Friday, December 3, 2010; 8:54 PM
FRIDAY'S DEAL between trade negotiators representing the Obama administration and the government of South Korea was a long time in coming - but its arrival, however late, is cause for celebration. The way is now clear for submission of the long-delayed U.S.-Korea free-trade agreement to Congress and the National Assembly in Seoul. This is good news for the U.S. and global economies, a boost to the strategic alliance between this country and a democracy that lives in the shadow of potential North Korean aggression - and last but not least an opportunity to show that bipartisan policy success is still possible in Washington.
President George W. Bush's trade negotiators inked a deal with Seoul way back in 2007. The tariff-slashing pact enjoyed the support of most U.S. economic sectors. But the Democratic-controlled Congress never voted on it, mainly because of objections from Ford Motor Co. and the United Auto Workers, which feared further Korean penetration of the U.S. vehicle market. Echoing those concerns, in 2008 presidential candidate Barack Obama denounced the pact. To his credit, however, Mr. Obama shifted his position on trade with South Korea this year and began pursuing a modified deal, in keeping with his effort to boost U.S. exports.

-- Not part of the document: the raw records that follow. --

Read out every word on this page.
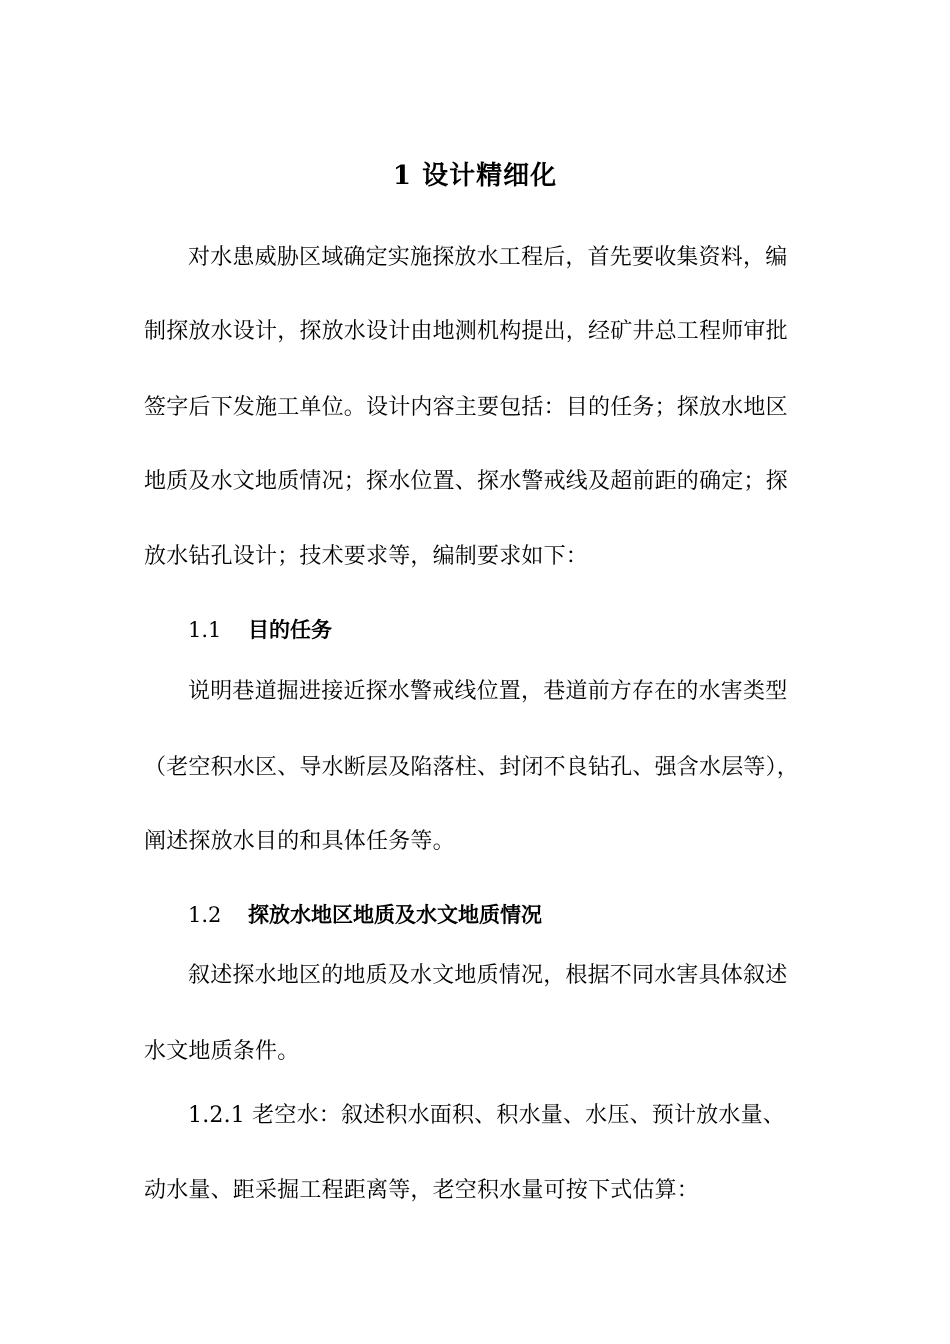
1 设计精细化
对水患威胁区域确定实施探放水工程后，首先要收集资料，编
制探放水设计，探放水设计由地测机构提出，经矿井总工程师审批
签字后下发施工单位。设计内容主要包括：目的任务；探放水地区
地质及水文地质情况；探水位置、探水警戒线及超前距的确定；探
放水钻孔设计；技术要求等，编制要求如下：
1.1 目的任务
说明巷道掘进接近探水警戒线位置，巷道前方存在的水害类型
（老空积水区、导水断层及陷落柱、封闭不良钻孔、强含水层等），
阐述探放水目的和具体任务等。
1.2 探放水地区地质及水文地质情况
叙述探水地区的地质及水文地质情况，根据不同水害具体叙述
水文地质条件。
1.2.1 老空水：叙述积水面积、积水量、水压、预计放水量、
动水量、距采掘工程距离等，老空积水量可按下式估算：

In the end, the Koreans accepted two key modifications: more flexibility on safety and environmental standards for U.S. cars coming into their country, and a five-year delay in eliminating the 2.5 percent U.S. tariff on Korean cars, which would have been axed immediately in the original deal. In economic terms, neither change is hugely consequential to either side; fluctuations in exchange rates would probably have more impact on car sales. But if this was the price of moving the deal forward in the political realm, well and good.
All that's left for the Obama administration is to make sure the revised agreement does, indeed, win approval in Congress - along with equally beneficial pacts with Colombia and Panama. This could yet be a difficult fight, given residual anti-trade sentiment in both parties. But it is a fight Mr. Obama is well positioned to wage. The arguments against this deal, which could boost U.S. exports by more than $10 billion per year and help dent an unemployment rate that has reached 9.8 percent, were always weak. Now even those weak arguments have been answered.